LE « US SUGAR DEAL », PROGRAMME ENVIRONEMENTAL MORT-NE

Il est à regretter que ce refus de considérer les dangers qui pèsent sur l’environnement déborde du seul champ sémantique. Actuellement, le gouvernement et les législateurs floridiens essaient d’enterrer le « US Sugar Land Deal ». L’idée de ce programme est de racheter à l’entreprise sucrière US Sugar des terrains au sud du lac Okeechobee, le second plus grand des Etats-Unis, pour y construire des centres d’épuration. Pour le moment, l’eau du lac est détournée vers l’est et l’ouest – d’où des crues-  à cause d’exploitations agricoles qui empêchent son écoulement naturel vers le sud – d’où un assèchement. Or, plus au sud se trouve le  parc naturel des Everglades, dont l’écosystème unique lui a valu d’être classé au patrimoine mondial de l’Unesco en 1993. Chaque année le parc accueille environ un million de visiteurs.
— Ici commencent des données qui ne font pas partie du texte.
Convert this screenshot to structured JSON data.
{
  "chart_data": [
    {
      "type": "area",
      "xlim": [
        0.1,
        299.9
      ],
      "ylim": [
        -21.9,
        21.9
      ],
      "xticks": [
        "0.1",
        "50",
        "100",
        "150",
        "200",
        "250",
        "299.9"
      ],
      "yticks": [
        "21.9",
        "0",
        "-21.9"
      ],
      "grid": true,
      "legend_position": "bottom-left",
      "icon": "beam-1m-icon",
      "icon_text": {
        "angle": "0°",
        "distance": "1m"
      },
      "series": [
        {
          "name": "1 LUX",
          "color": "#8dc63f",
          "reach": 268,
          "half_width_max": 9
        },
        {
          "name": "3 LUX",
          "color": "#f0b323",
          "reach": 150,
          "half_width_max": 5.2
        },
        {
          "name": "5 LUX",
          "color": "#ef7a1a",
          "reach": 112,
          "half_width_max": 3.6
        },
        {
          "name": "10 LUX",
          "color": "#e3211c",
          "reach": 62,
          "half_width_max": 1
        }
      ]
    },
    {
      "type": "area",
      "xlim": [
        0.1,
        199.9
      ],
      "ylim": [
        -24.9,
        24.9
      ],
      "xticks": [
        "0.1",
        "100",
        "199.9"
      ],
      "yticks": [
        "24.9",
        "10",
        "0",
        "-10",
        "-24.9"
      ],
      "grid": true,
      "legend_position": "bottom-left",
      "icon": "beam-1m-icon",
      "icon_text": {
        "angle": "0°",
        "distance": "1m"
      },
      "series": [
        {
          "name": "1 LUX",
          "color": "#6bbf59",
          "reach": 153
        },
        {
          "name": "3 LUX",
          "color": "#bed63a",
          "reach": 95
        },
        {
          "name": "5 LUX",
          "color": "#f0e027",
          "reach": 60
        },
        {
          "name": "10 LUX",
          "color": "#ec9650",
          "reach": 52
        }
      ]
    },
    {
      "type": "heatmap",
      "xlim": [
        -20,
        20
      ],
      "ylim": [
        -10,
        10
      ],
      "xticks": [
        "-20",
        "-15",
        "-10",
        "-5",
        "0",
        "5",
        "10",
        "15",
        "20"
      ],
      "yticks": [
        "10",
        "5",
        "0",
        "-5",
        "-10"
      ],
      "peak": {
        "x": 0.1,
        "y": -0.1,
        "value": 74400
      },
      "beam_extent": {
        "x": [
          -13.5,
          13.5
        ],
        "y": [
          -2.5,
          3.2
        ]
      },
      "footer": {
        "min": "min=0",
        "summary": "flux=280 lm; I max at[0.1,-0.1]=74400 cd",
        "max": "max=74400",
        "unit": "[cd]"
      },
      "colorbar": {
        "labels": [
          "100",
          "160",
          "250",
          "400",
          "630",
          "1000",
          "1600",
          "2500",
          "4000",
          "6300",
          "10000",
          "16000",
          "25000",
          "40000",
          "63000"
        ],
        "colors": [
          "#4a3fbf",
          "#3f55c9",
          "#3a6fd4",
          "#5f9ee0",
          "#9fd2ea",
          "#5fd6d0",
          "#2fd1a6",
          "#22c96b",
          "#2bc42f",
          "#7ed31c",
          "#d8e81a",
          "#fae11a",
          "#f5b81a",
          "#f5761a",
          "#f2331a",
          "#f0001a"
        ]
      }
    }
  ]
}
Le lac Okeechobee est pollué, et son écoulement qu’ont modifié urbanisation et agriculture intensive menace la faune et la flore de toutes les rivières qui y prennent leur source. En dirigeant ses eaux vers le sud, comme c’était auparavant le cas, l’Etat pourrait construire des centres de dépollution. Une dépollution dont se chargeraient aussi naturellement les plantes d’eau qui séparent Okeechobee des Everglades.

En 2009, une première version du US Sugar Deal, établie par le gouvernement du républicain Charlie Crist prévoyait l’acquisition de 187 000 acres de terrain pour presque deux milliards de dollars. De difficultés financières en opposition des lobbys industriels, la Floride a dû revoir ses  ambitions à la baisse. C’est finalement à une transaction d’un montant de plus de 190 millions de dollars pour 28 000 acres de terres qui semblait se profiler. L’option d’achat pour cette transaction expire en octobre 2015.
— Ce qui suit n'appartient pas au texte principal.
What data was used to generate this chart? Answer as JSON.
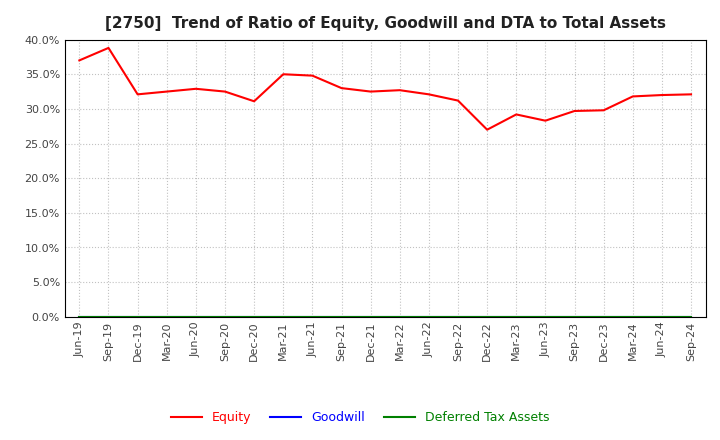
{
  "title": "[2750]  Trend of Ratio of Equity, Goodwill and DTA to Total Assets",
  "x_labels": [
    "Jun-19",
    "Sep-19",
    "Dec-19",
    "Mar-20",
    "Jun-20",
    "Sep-20",
    "Dec-20",
    "Mar-21",
    "Jun-21",
    "Sep-21",
    "Dec-21",
    "Mar-22",
    "Jun-22",
    "Sep-22",
    "Dec-22",
    "Mar-23",
    "Jun-23",
    "Sep-23",
    "Dec-23",
    "Mar-24",
    "Jun-24",
    "Sep-24"
  ],
  "equity": [
    37.0,
    38.8,
    32.1,
    32.5,
    32.9,
    32.5,
    31.1,
    35.0,
    34.8,
    33.0,
    32.5,
    32.7,
    32.1,
    31.2,
    27.0,
    29.2,
    28.3,
    29.7,
    29.8,
    31.8,
    32.0,
    32.1
  ],
  "goodwill": [
    0,
    0,
    0,
    0,
    0,
    0,
    0,
    0,
    0,
    0,
    0,
    0,
    0,
    0,
    0,
    0,
    0,
    0,
    0,
    0,
    0,
    0
  ],
  "dta": [
    0,
    0,
    0,
    0,
    0,
    0,
    0,
    0,
    0,
    0,
    0,
    0,
    0,
    0,
    0,
    0,
    0,
    0,
    0,
    0,
    0,
    0
  ],
  "equity_color": "#FF0000",
  "goodwill_color": "#0000FF",
  "dta_color": "#008000",
  "background_color": "#FFFFFF",
  "plot_bg_color": "#FFFFFF",
  "grid_color": "#BBBBBB",
  "ylim": [
    0,
    40
  ],
  "yticks": [
    0,
    5,
    10,
    15,
    20,
    25,
    30,
    35,
    40
  ],
  "legend_labels": [
    "Equity",
    "Goodwill",
    "Deferred Tax Assets"
  ],
  "title_fontsize": 11,
  "axis_fontsize": 8,
  "legend_fontsize": 9,
  "tick_label_color": "#444444",
  "title_color": "#222222"
}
« BUY THE LAND », UNE REVENDICATION CITOYENNE QUE LE GOUVERNEMENT N’ENTEND PAS

« Buy the Land », tel est donc le slogan des activistes écologistes. Ils l’ont clamé le 7 avril, pour l’anniversaire des Everglades, lorsqu’une petite centaine d’environnementalistes se sont déplacés à Tallahasse, capitale de l’Etat, pour rencontrer sénateurs et représentants – majoritairement républicains – et les convaincre de respecter leur promesse d’achat. S’en est suivi un concert de la star floridienne Jimmy Buffett, au pied du Congrès de Floride, auquel ont assisté un petit millier de personnes.

Le “Everglades Action Day », le 7 avril à Tallahassee. ( Crédit Photo : Cara Capp, de l’Everglade Coalition)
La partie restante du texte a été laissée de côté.